Thursday, September 24, 2015

Guerrillas

"Everybody wants to fight his own little war, everybody is a guerrilla."

V.S. Naipaul's Guerrillas is his literary attempt to encapsulate what occurred with the rise of Black Power in the West Indian context. Writing on the subject in his nonfiction, much of Guerrillas is consistent thematically with his other writings on the subject. Here, from one of his essays on Black Power and the killings in Trinidad, is a brief commentary on Black Power: 

Black Power as rage, drama, and style, as revolutionary jargon, offers something to everybody: to the unemployed, the idealistic, the dropout, the Communist, the politically frustrated, the anarchist, the angry student returning home from humiliations abroad, the racialist, the old fashioned black preacher who has for years said that after Israel it was to be the turn of Africa. Black Power means Cuba and China; it also means clearing the Chinese and the Jews and the tourists out of Jamaica. It is identity and it is also miscegenation. It is drinking holy water, eating pork and dancing; it is going back to Abyssinia. There has been no movement like it in the Caribbean since the French Revolution.

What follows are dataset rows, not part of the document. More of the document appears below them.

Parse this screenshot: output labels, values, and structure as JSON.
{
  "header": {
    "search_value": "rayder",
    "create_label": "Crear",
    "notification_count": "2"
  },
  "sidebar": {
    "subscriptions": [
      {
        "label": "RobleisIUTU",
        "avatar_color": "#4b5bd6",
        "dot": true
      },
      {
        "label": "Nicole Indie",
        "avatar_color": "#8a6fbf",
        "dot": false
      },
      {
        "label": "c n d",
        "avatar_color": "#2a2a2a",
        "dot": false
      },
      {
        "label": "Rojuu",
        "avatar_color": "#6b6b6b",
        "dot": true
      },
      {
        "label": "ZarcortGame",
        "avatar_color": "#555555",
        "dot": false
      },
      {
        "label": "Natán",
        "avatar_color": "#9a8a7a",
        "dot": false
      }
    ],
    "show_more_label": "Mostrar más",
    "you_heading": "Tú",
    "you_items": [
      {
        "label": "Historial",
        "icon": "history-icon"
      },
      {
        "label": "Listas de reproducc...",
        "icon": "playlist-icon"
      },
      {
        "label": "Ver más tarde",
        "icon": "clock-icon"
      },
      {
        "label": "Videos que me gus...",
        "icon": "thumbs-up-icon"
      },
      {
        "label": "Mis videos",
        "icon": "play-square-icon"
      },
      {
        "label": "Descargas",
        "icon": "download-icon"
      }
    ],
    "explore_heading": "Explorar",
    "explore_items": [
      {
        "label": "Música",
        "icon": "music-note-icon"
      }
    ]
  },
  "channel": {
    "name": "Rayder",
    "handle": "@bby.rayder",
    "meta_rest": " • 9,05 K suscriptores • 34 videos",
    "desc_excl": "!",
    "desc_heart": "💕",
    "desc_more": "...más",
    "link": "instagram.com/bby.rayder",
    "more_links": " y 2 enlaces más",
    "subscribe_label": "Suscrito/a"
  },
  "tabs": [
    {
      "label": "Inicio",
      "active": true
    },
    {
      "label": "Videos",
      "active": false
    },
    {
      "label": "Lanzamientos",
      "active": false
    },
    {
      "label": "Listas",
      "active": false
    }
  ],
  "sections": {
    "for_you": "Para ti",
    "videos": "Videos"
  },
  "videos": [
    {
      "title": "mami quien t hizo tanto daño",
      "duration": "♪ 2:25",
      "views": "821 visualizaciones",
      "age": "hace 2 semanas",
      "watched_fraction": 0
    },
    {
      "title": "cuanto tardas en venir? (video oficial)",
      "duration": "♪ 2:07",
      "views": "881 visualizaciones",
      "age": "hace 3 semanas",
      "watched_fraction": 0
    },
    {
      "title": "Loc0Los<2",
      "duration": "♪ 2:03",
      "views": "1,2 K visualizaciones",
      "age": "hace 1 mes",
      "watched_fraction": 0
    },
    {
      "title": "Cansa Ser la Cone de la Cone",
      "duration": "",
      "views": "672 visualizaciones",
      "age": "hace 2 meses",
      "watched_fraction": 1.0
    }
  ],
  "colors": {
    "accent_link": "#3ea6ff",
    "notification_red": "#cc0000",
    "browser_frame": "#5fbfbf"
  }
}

With this framework in mind, Naipaul's Guerrillas dissects Black Power into psychological, sexual, political, racial, and economic terms. I disagree with much of his characterization of 'Black Power,' yet find his depiction of white liberals as even more scathing in this unnamed Caribbean location. Roche, a white South African jailed by the regime for his bombings of a powerstation and railway, and Jane, an English woman full of lies and half-truths, come to this island as the gangs (or guerrillas) are threatening the government and status quo. 

However, as Naipaul's essay indicates, the motives and goals of Black Power varied consistently and meant numerous things. Jimmy Ahmed, the Black Power 'leader,' back in the Caribbean after accusations of rape in London, is half-Chinese, was never fully accepted by the Chinese shopkeepers of the island, and exploits his power to abuse slum boys and rape. Much like the riots and dissolution of his agricultural commune, supported by the government and a company, Sablich, Jimmy Ahmed reveals himself to be a sexually frustrated, confused individual whose final actions in the novel leave one breathless. Much like the incomplete sexual climax, this novel ends similarly.

What dragged down the quality of this novel, which, is not too far from Bend in the River, (a novel I hated profusely for its image of Africa and the Congo), is the lack of a first-person narrator. The sort of deracinated Indian figure Patrick French describes as Naipaul's first-person narrator in novels like Bend At the River would have improved the prose, dialogue, and pace of the text. One feels little for any of the main characters (Jimmy Ahmed, Jane, Peter Roche). While surprisingly very critical of certain forms of neocolonialism (US bauxite mining companies and influence, for example), the novel also continues Naipaul's casual derision for the Caribbean as a dependent region with little ideas of its own. 

To its credit, Naipaul manages to describe in great detail an island that could be multiple places in the Caribbean in the 1970s. His vivid descriptions of colors, plants, the bush, social and physical segregation in the capital, and the insistent beat of reggae speak to his personal experience and travels in the region. The frustrations of the local elite, the black and brown poor, internalized racial and class prejudices, and the good intentions of white 'liberals' like Jane and Roche are all depicted as part of the problem in this complex tale of sexual frustration, personal failures, acceptance, and pain. Kudos to Naipaul for managing to keep his narrative together and weave together themes of race, Black Power, apartheid South Africa, and white liberals together.